Was zwingend auf dem Beleg stehen muss
- Datum und Ort der Bewirtung (Restaurant-Adresse)
- Name und Anschrift des Bewirtenden (Restaurant)
- Teilnehmer der Bewirtung (alle Namen)
- Anlass der Bewirtung (geschäftlich, konkret)
- Höhe der Aufwendungen, getrennt nach Speisen und Getränken
- Trinkgeld (handschriftlich oder maschinell)
Was in der Praxis fehlt, sind fast immer Anlass und Teilnehmer.
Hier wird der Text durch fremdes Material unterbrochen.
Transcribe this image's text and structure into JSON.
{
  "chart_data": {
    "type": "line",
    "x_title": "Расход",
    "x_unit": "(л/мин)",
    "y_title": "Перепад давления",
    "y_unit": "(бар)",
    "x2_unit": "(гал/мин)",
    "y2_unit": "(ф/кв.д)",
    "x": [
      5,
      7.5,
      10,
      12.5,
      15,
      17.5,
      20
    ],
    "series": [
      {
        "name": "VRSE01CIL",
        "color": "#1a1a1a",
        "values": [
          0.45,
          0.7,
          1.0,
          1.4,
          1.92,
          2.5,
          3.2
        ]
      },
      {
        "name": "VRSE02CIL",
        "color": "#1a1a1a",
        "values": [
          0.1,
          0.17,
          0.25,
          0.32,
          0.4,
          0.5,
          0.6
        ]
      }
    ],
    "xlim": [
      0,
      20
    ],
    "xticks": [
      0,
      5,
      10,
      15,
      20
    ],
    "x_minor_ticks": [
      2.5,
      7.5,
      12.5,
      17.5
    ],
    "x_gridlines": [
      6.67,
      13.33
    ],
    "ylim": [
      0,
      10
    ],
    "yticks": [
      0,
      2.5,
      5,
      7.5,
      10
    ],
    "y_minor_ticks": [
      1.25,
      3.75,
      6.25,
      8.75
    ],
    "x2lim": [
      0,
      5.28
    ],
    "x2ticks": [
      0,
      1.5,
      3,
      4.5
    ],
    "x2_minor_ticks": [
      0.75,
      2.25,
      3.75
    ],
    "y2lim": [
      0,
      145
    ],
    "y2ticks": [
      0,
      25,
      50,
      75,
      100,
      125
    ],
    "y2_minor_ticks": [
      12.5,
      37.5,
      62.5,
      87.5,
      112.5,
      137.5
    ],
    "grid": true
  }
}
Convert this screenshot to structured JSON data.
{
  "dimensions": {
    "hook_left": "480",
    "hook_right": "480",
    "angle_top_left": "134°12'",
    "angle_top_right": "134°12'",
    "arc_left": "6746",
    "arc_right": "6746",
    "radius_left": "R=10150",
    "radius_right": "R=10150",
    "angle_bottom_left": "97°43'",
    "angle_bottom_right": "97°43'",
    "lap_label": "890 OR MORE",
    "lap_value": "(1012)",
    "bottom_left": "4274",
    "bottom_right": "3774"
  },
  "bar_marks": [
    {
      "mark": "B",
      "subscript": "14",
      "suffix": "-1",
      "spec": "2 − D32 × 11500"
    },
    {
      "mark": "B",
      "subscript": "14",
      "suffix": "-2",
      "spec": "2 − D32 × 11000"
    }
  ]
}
Beides muss vor Ort auf den Beleg oder direkt digital ergänzt werden. Ein System, das den Mitarbeiter aktiv danach fragt, löst das. Eines, das nur wartet, nicht.
Der Workflow, der funktioniert
Das System erkennt den Kartenumsatz beim Restaurant und schreibt dem Mitarbeiter eine Mail: Beleg fehlt, bitte Foto hochladen, Anlass und Teilnehmer ergänzen. Mit Antwort-Link, ohne Login. Aus wochenlangem Nachfragen wird eine Minute am Handy.
GoBD-Aufbewahrung
Wer das Papier nach dem Digitalisieren vernichtet, braucht eine Verfahrensdokumentation und eine unveränderbare Ablage. Das Digitalisat aus Foto und ergänzten Angaben muss revisionssicher liegen. Ein Tool mit lückenlosem Audit-Log erfüllt das nebenbei.
Woran es scheitert
- Der Beleg ist da, aber Anlass und Teilnehmer fehlen. Die Buchhaltung merkt es Monate später, der Vorsteuerabzug ist weg.
- Der Beleg liegt im privaten Postfach des Mitarbeiters und kommt nie an.
- Zwei Mitarbeiter laden denselben Beleg hoch, und ohne Dublettenerkennung steht er doppelt in der Buchhaltung.
Aktive Nachfrage statt Forward-Bitten, Antwort-Link statt Login, Pflichtfelder bei der Einreichung statt Korrektur danach. Mehr ist es nicht.
Häufige Fragen zu diesem Thema
Welche Trinkgelder sind absetzbar?
Trinkgelder in angemessener Höhe, im Schnitt 5 bis 10 %, sind absetzbar. Sie müssen aber auf dem Beleg stehen, handschriftlich oder maschinell ergänzt. Bar gegebene Trinkgelder ohne Vermerk streicht das Finanzamt regelmäßig.
Was passiert, wenn der Anlass auf dem Bewirtungsbeleg fehlt?
Ohne konkreten Anlass und Teilnehmerliste streicht das Finanzamt den Vorsteuerabzug und erkennt die Bewirtung nicht an. In der Praxis summiert sich das schnell auf einen vierstelligen Betrag pro Jahr.
Wie lange muss ich Bewirtungsbelege aufbewahren?
Wie alle Buchhaltungsbelege nach § 147 AO. Digitalisate gelten als gleichwertig, sofern sie unveränderbar abgelegt sind — bei Belegbox stellt das der lückenlose Audit-Log sicher.